Este é um cálculo completamente irreal para uma gestão que sofreu uma queda vertiginosa de popularidade em menos de seis meses, e para uma presidenta que chegou a apenas 12% de aprovação do governo nas pesquisas de opinião e perde popularidade numa velocidade muito maior do que aquela que se pode imprimir ao plano para sair do imbróglio colocado por um programa econômico de austeridade.
A estratégia de Dilma, de primeiro resolver a governabilidade “por dentro”, para depois trabalhar na reversão de sua popularidade, olha para o que aconteceu em 2003. O início do primeiro mandato de Lula foi destinado a medidas duras, voltadas para o ajuste de uma economia que estava em pandarecos. Nos dois primeiros anos foram gastos esforços e saliva também para consolidar uma maioria governista que viabilizasse o governo.

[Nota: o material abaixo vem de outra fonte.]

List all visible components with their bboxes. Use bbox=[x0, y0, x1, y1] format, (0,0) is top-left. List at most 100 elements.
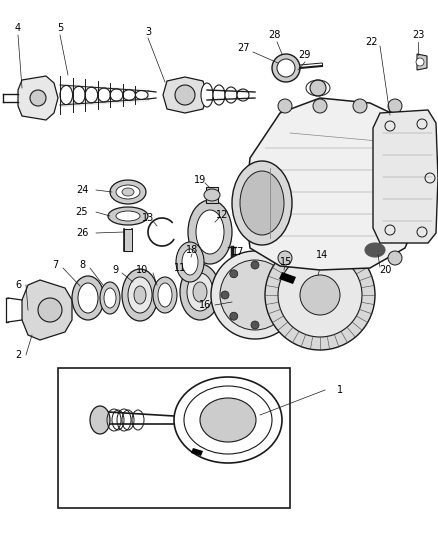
Ellipse shape bbox=[188, 200, 232, 264]
Circle shape bbox=[230, 312, 238, 320]
Text: 5: 5 bbox=[57, 23, 63, 33]
Ellipse shape bbox=[187, 273, 213, 311]
Circle shape bbox=[313, 99, 327, 113]
Ellipse shape bbox=[204, 189, 220, 201]
Ellipse shape bbox=[72, 276, 104, 320]
Ellipse shape bbox=[220, 260, 290, 330]
Polygon shape bbox=[373, 110, 438, 243]
Ellipse shape bbox=[110, 180, 146, 204]
Text: 6: 6 bbox=[15, 280, 21, 290]
Ellipse shape bbox=[116, 211, 140, 221]
Text: 20: 20 bbox=[379, 265, 391, 275]
Text: 13: 13 bbox=[142, 213, 154, 223]
Ellipse shape bbox=[98, 88, 110, 102]
Polygon shape bbox=[18, 76, 58, 120]
Text: 26: 26 bbox=[76, 228, 88, 238]
Polygon shape bbox=[22, 280, 72, 340]
Ellipse shape bbox=[134, 286, 146, 304]
Bar bbox=[206, 187, 218, 203]
Circle shape bbox=[272, 54, 300, 82]
Ellipse shape bbox=[100, 282, 120, 314]
Text: 2: 2 bbox=[15, 350, 21, 360]
Ellipse shape bbox=[200, 398, 256, 442]
Text: 3: 3 bbox=[145, 27, 151, 37]
Text: 7: 7 bbox=[52, 260, 58, 270]
Ellipse shape bbox=[78, 283, 98, 313]
Ellipse shape bbox=[237, 89, 249, 101]
Text: 9: 9 bbox=[112, 265, 118, 275]
Polygon shape bbox=[417, 54, 427, 70]
Text: 19: 19 bbox=[194, 175, 206, 185]
Ellipse shape bbox=[90, 406, 110, 434]
Text: 15: 15 bbox=[280, 257, 292, 267]
Circle shape bbox=[277, 59, 295, 77]
Ellipse shape bbox=[104, 288, 116, 308]
Ellipse shape bbox=[85, 87, 98, 103]
Text: 25: 25 bbox=[76, 207, 88, 217]
Text: 16: 16 bbox=[199, 300, 211, 310]
Ellipse shape bbox=[180, 264, 220, 320]
Ellipse shape bbox=[196, 210, 224, 254]
Ellipse shape bbox=[213, 85, 225, 105]
Polygon shape bbox=[163, 77, 207, 113]
Ellipse shape bbox=[60, 85, 73, 104]
Ellipse shape bbox=[38, 298, 62, 322]
Ellipse shape bbox=[116, 185, 140, 199]
Circle shape bbox=[272, 270, 280, 278]
Ellipse shape bbox=[193, 282, 207, 302]
Circle shape bbox=[221, 291, 229, 299]
Circle shape bbox=[251, 321, 259, 329]
Polygon shape bbox=[191, 448, 203, 456]
Ellipse shape bbox=[300, 275, 340, 315]
Bar bbox=[58, 368, 290, 508]
Ellipse shape bbox=[122, 188, 134, 196]
Text: 4: 4 bbox=[15, 23, 21, 33]
Ellipse shape bbox=[211, 251, 299, 339]
Ellipse shape bbox=[123, 90, 135, 100]
Ellipse shape bbox=[135, 91, 148, 100]
Text: 1: 1 bbox=[337, 385, 343, 395]
Ellipse shape bbox=[122, 269, 158, 321]
Ellipse shape bbox=[128, 277, 152, 313]
Ellipse shape bbox=[201, 83, 213, 107]
Circle shape bbox=[278, 99, 292, 113]
Ellipse shape bbox=[240, 171, 284, 235]
Text: 17: 17 bbox=[232, 247, 244, 257]
Ellipse shape bbox=[232, 161, 292, 245]
Circle shape bbox=[278, 251, 292, 265]
Text: 22: 22 bbox=[366, 37, 378, 47]
Ellipse shape bbox=[108, 207, 148, 225]
Ellipse shape bbox=[175, 85, 195, 105]
Ellipse shape bbox=[153, 277, 177, 313]
Polygon shape bbox=[245, 98, 425, 270]
Text: 14: 14 bbox=[316, 250, 328, 260]
Ellipse shape bbox=[365, 243, 385, 257]
Ellipse shape bbox=[265, 240, 375, 350]
Bar bbox=[124, 229, 132, 251]
Text: 11: 11 bbox=[174, 263, 186, 273]
Polygon shape bbox=[279, 272, 296, 284]
Ellipse shape bbox=[278, 253, 362, 337]
Text: 12: 12 bbox=[216, 210, 228, 220]
Text: 29: 29 bbox=[298, 50, 310, 60]
Ellipse shape bbox=[176, 242, 204, 282]
Circle shape bbox=[310, 80, 326, 96]
Circle shape bbox=[281, 291, 289, 299]
Circle shape bbox=[272, 312, 280, 320]
Text: 10: 10 bbox=[136, 265, 148, 275]
Text: 27: 27 bbox=[238, 43, 250, 53]
Circle shape bbox=[251, 261, 259, 269]
Ellipse shape bbox=[73, 86, 85, 104]
Circle shape bbox=[388, 99, 402, 113]
Text: 28: 28 bbox=[268, 30, 280, 40]
Ellipse shape bbox=[30, 90, 46, 106]
Ellipse shape bbox=[110, 89, 123, 101]
Text: 8: 8 bbox=[79, 260, 85, 270]
Circle shape bbox=[388, 251, 402, 265]
Text: 23: 23 bbox=[412, 30, 424, 40]
Ellipse shape bbox=[225, 87, 237, 103]
Circle shape bbox=[230, 270, 238, 278]
Text: 24: 24 bbox=[76, 185, 88, 195]
Circle shape bbox=[353, 99, 367, 113]
Ellipse shape bbox=[182, 249, 198, 275]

Para agir “por dentro”, o primeiro governo Lula guardou uma certa distância dos movimentos sociais, mas tinha um crédito de popularidade trazido das urnas e programas que, mesmo pequenos, alteravam a vida das pessoas mais pobres. Os movimentos sociais demoraram a perceber que se estabelecia um canal próprio de comunicação do presidente com as massas. Lula estava coberto.
A situação econômica de 2015 tornou-se parecida com a de 2003 em parte porque, na avaliação também de economistas não ortodoxos, Dilma acreditou no novo ataque à moeda, à economia brasileira e a ela própria. Quando reiterou tudo que os jornais e o mercado diziam sobre a economia e se manteve acuada no ataque especulativo à Petrobras, deu força à especulação. Esta é a tal profecia que se autorrealiza de que o mercado tem tanto orgulho.
O cenário político, todavia, não é igual ao do primeiro mandato de Lula. Em junho de 2002, antes do início da campanha eleitoral oficial, o candidato e o PT já haviam divulgado uma Carta aos Brasileiros em que oficializavam um “pacto” com um mercado que especulava triplamente: contra a economia brasileira, contra o Real e contra o candidato de oposição a FHC. O eleitor foi avisado antes.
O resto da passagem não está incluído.